Big gap between Pfizer, Moderna vaccines seen for preventing COVID hospitalizations

LA Times via Yahoo

Amid persistent concerns that the protection offered by COVID-19 vaccines may be waning, a report released Friday by the Centers for Disease Control and Prevention finds that America’s workhorse shot is significantly less effective at preventing severe cases of disease over the long term than many experts had realized. Data collected from 18 states between March and August suggest the Pfizer-BioNTech vaccine reduces the risk of being hospitalized with COVID-19 by 91% in the first four months after receiving the second dose. Beyond 120 days, however, that vaccine efficacy drops to 77%. Meanwhile, Moderna’s vaccine was 93% effective at reducing the short-term risk of COVID-19 hospitalization and remained 92% effective after 120 days. Overall, 54% of fully vaccinated Americans have been immunized with the Pfizer shot. The surprising findings came as a Food and Drug Administration advisory panel recommended against offering booster doses of the Pfizer vaccine to all Americans ages 16 and older. In a striking rebuke, 16 of 18 experts told the agency it had not mustered enough data to make a third shot the norm.

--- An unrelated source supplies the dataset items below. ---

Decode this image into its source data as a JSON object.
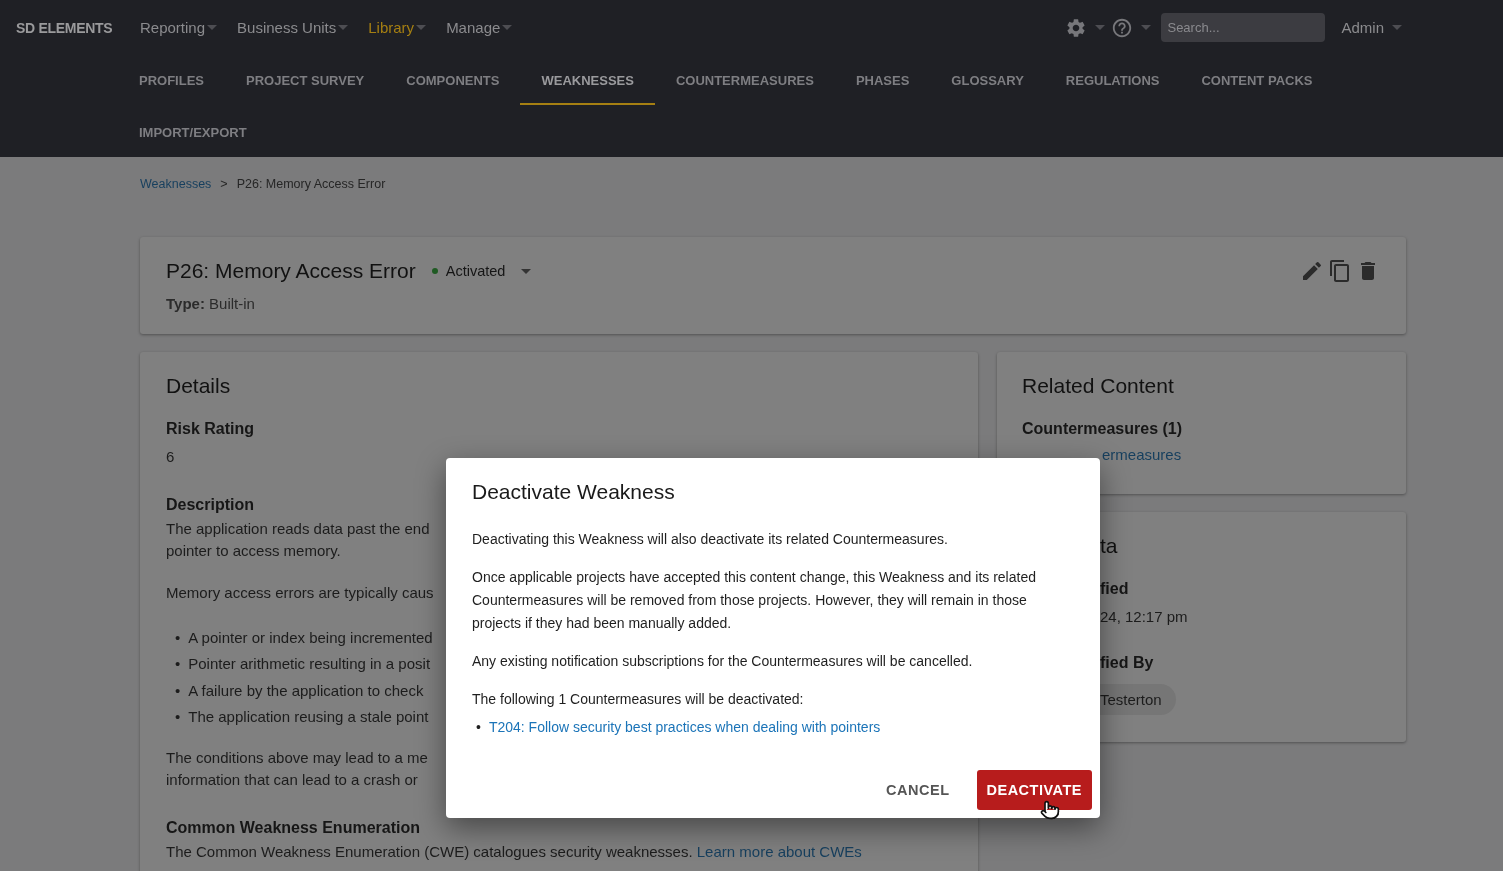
{
  "header": {
    "logo": "SD ELEMENTS",
    "menus": [
      {
        "label": "Reporting",
        "selected": false
      },
      {
        "label": "Business Units",
        "selected": false
      },
      {
        "label": "Library",
        "selected": true
      },
      {
        "label": "Manage",
        "selected": false
      }
    ],
    "search": {
      "placeholder": "Search..."
    },
    "user": "Admin"
  },
  "tabs": [
    {
      "label": "PROFILES",
      "selected": false
    },
    {
      "label": "PROJECT SURVEY",
      "selected": false
    },
    {
      "label": "COMPONENTS",
      "selected": false
    },
    {
      "label": "WEAKNESSES",
      "selected": true
    },
    {
      "label": "COUNTERMEASURES",
      "selected": false
    },
    {
      "label": "PHASES",
      "selected": false
    },
    {
      "label": "GLOSSARY",
      "selected": false
    },
    {
      "label": "REGULATIONS",
      "selected": false
    },
    {
      "label": "CONTENT PACKS",
      "selected": false
    },
    {
      "label": "IMPORT/EXPORT",
      "selected": false
    }
  ],
  "breadcrumb": [
    {
      "label": "Weaknesses",
      "kind": "link"
    },
    {
      "label": ">",
      "kind": "separator"
    },
    {
      "label": "P26: Memory Access Error",
      "kind": "current"
    }
  ],
  "title_card": {
    "title": "P26: Memory Access Error",
    "status": "Activated",
    "type_label": "Type:",
    "type_value": "Built-in"
  },
  "details": {
    "title": "Details",
    "risk_label": "Risk Rating",
    "risk_value": "6",
    "description_label": "Description",
    "blocks": [
      {
        "kind": "paragraph",
        "lines": [
          "The application reads data past the end",
          "pointer to access memory."
        ]
      },
      {
        "kind": "paragraph",
        "lines": [
          "Memory access errors are typically caus"
        ]
      },
      {
        "kind": "bullets",
        "lines": [
          {
            "marker": "•",
            "text": "A pointer or index being incremented"
          },
          {
            "marker": "•",
            "text": "Pointer arithmetic resulting in a posit"
          },
          {
            "marker": "•",
            "text": "A failure by the application to check"
          },
          {
            "marker": "•",
            "text": "The application reusing a stale point"
          }
        ]
      },
      {
        "kind": "paragraph",
        "lines": [
          "The conditions above may lead to a me",
          "information that can lead to a crash or"
        ]
      }
    ],
    "cwe_label": "Common Weakness Enumeration",
    "cwe_text": "The Common Weakness Enumeration (CWE) catalogues security weaknesses.",
    "cwe_link": "Learn more about CWEs"
  },
  "related": {
    "title": "Related Content",
    "countermeasures_label": "Countermeasures (1)",
    "countermeasures_link": "ermeasures"
  },
  "metadata": {
    "title": "ta",
    "modified_label": "fied",
    "modified_value": "24, 12:17 pm",
    "modified_by_label": "fied By",
    "modified_by": "Testerton"
  },
  "dialog": {
    "title": "Deactivate Weakness",
    "paragraphs": [
      "Deactivating this Weakness will also deactivate its related Countermeasures.",
      "Once applicable projects have accepted this content change, this Weakness and its related Countermeasures will be removed from those projects. However, they will remain in those projects if they had been manually added.",
      "Any existing notification subscriptions for the Countermeasures will be cancelled.",
      "The following 1 Countermeasures will be deactivated:"
    ],
    "items": [
      {
        "marker": "•",
        "text": "T204: Follow security best practices when dealing with pointers"
      }
    ],
    "cancel": "CANCEL",
    "confirm": "DEACTIVATE"
  }
}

In lengthy briefings to the panel, representatives from Pfizer pointed to clinical trial results involving 306 mostly healthy participants to argue that a booster “restores” the 95% vaccine effectiveness rate seen earlier in the pandemic. Company officials also touted evidence from Israel, which rolled out boosters after seeing a rise in hospitalizations among people who were fully vaccinated. Those hospitalizations dropped dramatically after third doses were given, Israeli scientists have said. But panel members made clear that despite Pfizer’s aggressive stance, it had not gathered enough evidence that a third shot was safe for young people and for those at lesser risk of becoming severely ill with COVID-19.